In the first motion, Maines seeks a writ of mandamus directed to the Supreme Court of Virginia and state officials. "Mandamus relief is available only when the petitioner has a clear right to the relief sought." Frazier v. French, 63 F. App'x 659, 660 (4th Cir. 2003) (citing In re First Fed. Sav. & Loan Ass'n, 860 F.2d 135, 138 (4th Cir. 1998)). It is well settled that "[t]his court does not have jurisdiction to grant mandamus relief against state officials, or to review state court orders." Frazier, 63 F. App'x at 660 (citing Gurley v. Superior Court of Mecklenburg County, 411 F.2d 586, 587 (4th Cir. 1969)); District of Columbia Court of Appeals v. Feldman, 460 U.S. 462, 482 (1983)). Thus, the relief sought by Maines is not available by way of mandamus. Accordingly, her motion seeking such relief must be denied.

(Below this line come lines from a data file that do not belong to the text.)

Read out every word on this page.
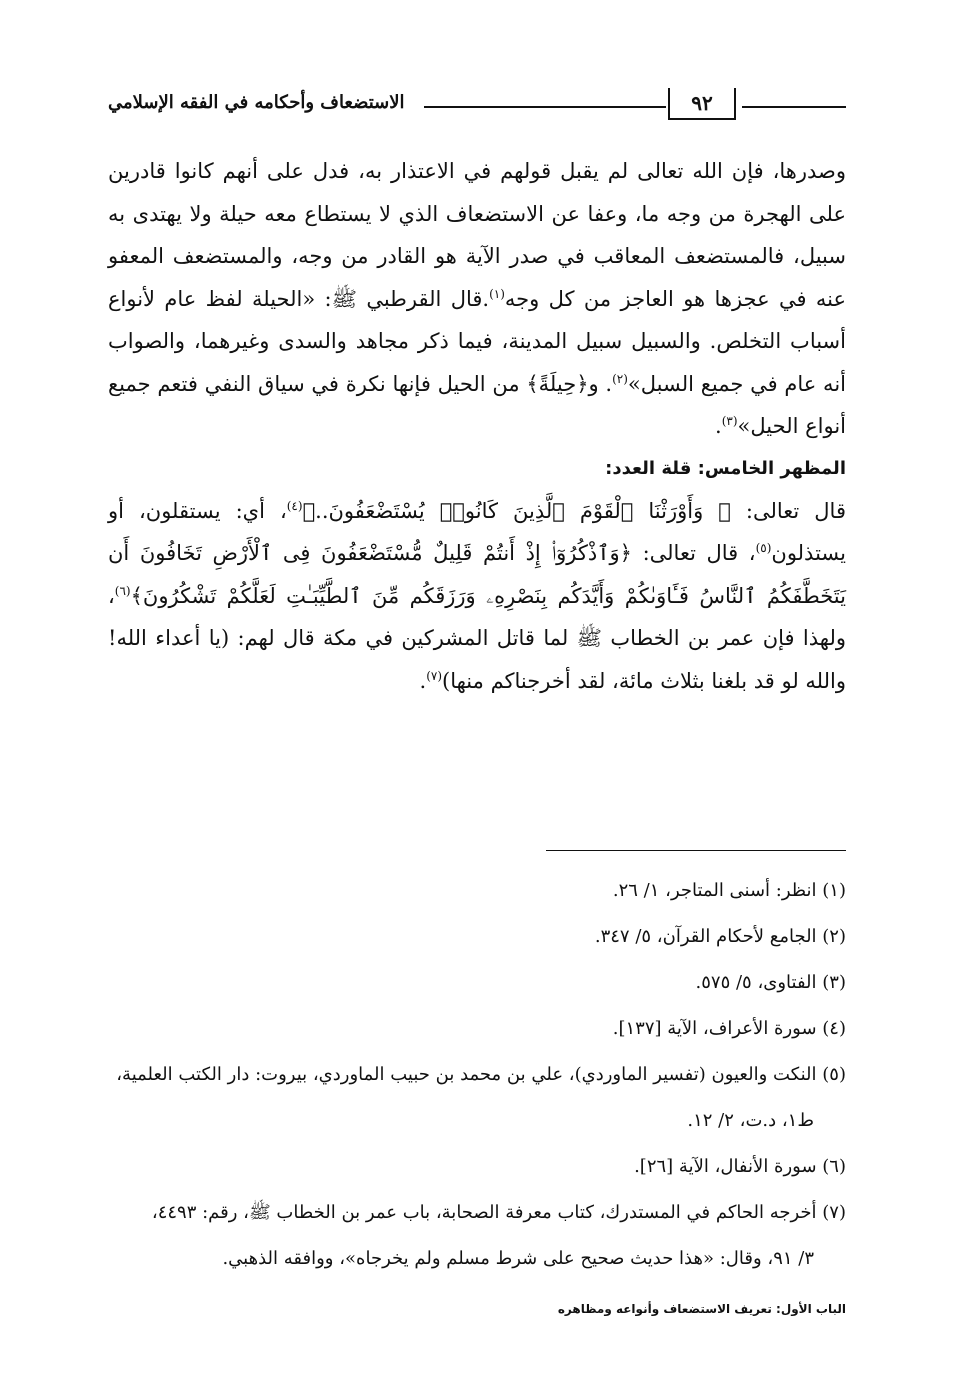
٩٢
الاستضعاف وأحكامه في الفقه الإسلامي

وصدرها، فإن الله تعالى لم يقبل قولهم في الاعتذار به، فدل على أنهم كانوا قادرين على الهجرة من وجه ما، وعفا عن الاستضعاف الذي لا يستطاع معه حيلة ولا يهتدى به سبيل، فالمستضعف المعاقب في صدر الآية هو القادر من وجه، والمستضعف المعفو عنه في عجزها هو العاجز من كل وجه$^{(١)}$.قال القرطبي ﷺ: «الحيلة لفظ عام لأنواع أسباب التخلص. والسبيل سبيل المدينة، فيما ذكر مجاهد والسدى وغيرهما، والصواب أنه عام في جميع السبل»$^{(٢)}$. و﴿حِيلَةً﴾ من الحيل فإنها نكرة في سياق النفي فتعم جميع أنواع الحيل»$^{(٣)}$.

المظهر الخامس: قلة العدد:

قال تعالى: ﴿ وَأَوْرَثْنَا ٱلْقَوْمَ ٱلَّذِينَ كَانُوا۟ يُسْتَضْعَفُونَ..﴾$^{(٤)}$، أي: يستقلون، أو يستذلون$^{(٥)}$، قال تعالى: ﴿وَٱذْكُرُوٓا۟ إِذْ أَنتُمْ قَلِيلٌ مُّسْتَضْعَفُونَ فِى ٱلْأَرْضِ تَخَافُونَ أَن يَتَخَطَّفَكُمُ ٱلنَّاسُ فَـَٔاوَىٰكُمْ وَأَيَّدَكُم بِنَصْرِهِۦ وَرَزَقَكُم مِّنَ ٱلطَّيِّبَـٰتِ لَعَلَّكُمْ تَشْكُرُونَ﴾$^{(٦)}$، ولهذا فإن عمر بن الخطاب ﷺ لما قاتل المشركين في مكة قال لهم: (يا أعداء الله! والله لو قد بلغنا بثلاث مائة، لقد أخرجناكم منها)$^{(٧)}$.

(١) انظر: أسنى المتاجر، ١/ ٢٦.

(٢) الجامع لأحكام القرآن، ٥/ ٣٤٧.

(٣) الفتاوى، ٥/ ٥٧٥.

(٤) سورة الأعراف، الآية [١٣٧].

(٥) النكت والعيون (تفسير الماوردي)، علي بن محمد بن حبيب الماوردي، بيروت: دار الكتب العلمية،

ط١، د.ت، ٢/ ١٢.

(٦) سورة الأنفال، الآية [٢٦].

(٧) أخرجه الحاكم في المستدرك، كتاب معرفة الصحابة، باب عمر بن الخطاب ﷺ، رقم: ٤٤٩٣،

٣/ ٩١، وقال: «هذا حديث صحيح على شرط مسلم ولم يخرجاه»، ووافقه الذهبي.

الباب الأول: تعريف الاستضعاف وأنواعه ومظاهره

In the second motion, styled as a "motion for declaratory/summary judgment," the plaintiff appears to seek reconsideration of the court's opinion and order affirming the bankruptcy court's decision. Consequently, the court construes the filing as a motion for rehearing under Federal Rule of Bankruptcy Procedure 8022 (formerly Rule 8015), which "provides the sole mechanism for filing a motion for rehearing from a final order of the district court sitting in [its] capacity" as a bankruptcy appellate court. Bli v. USA Farm Serv. Agency, 465 F.3d 654, 658 (6th Cir. 2006) (internal quotation marks and citation omitted); see also Aycock v. Eaton, 943 F.2d 536, 538 (5th Cir. 1991) (same).
Under Rule 8022, a motion for rehearing must be filed within fourteen days after entry of judgment. Fed. R. Bank. P. 8022. The rule further provides that the "motion must state with particularity each point of law or fact that the movant believes the district court . . . has overlooked or misapprehended." Id. Petitions for rehearing function to ensure that the court properly considered all relevant information in reaching its decision; they should not be used to "simply reargue the plaintiff's case or assert new grounds." Baumhaft v. McGuffin, No. 4:06-CV-3617-RBH, 2007 U.S. Dist. LEXIS 78480, at *2 (D.S.C. Oct. 22, 2007) (citing Sierra Club v. Hodel, 848 F.2d 1068, 1100-01 (10th Cir. 1988)).
Applying these principles, the court concludes that Maines is not entitled to rehearing. The instant motion was not filed within the fourteen-day period specified in Rule 8022, and it does not "state with particularity each point of law or fact" that Maines believes the court "overlooked or misapprehended." Fed. R. Bank. P. 8022. To the extent Maines seeks to reargue her case or present new arguments, relief is not authorized under Rule 8022.
For the reasons stated, the court must deny Maines' motion for writ of mandamus and her motion for rehearing. The Clerk is directed to send certified copies of this memorandum opinion and the accompanying order to the appellant and all counsel of record.
DATED: This 31st day of October, 2016.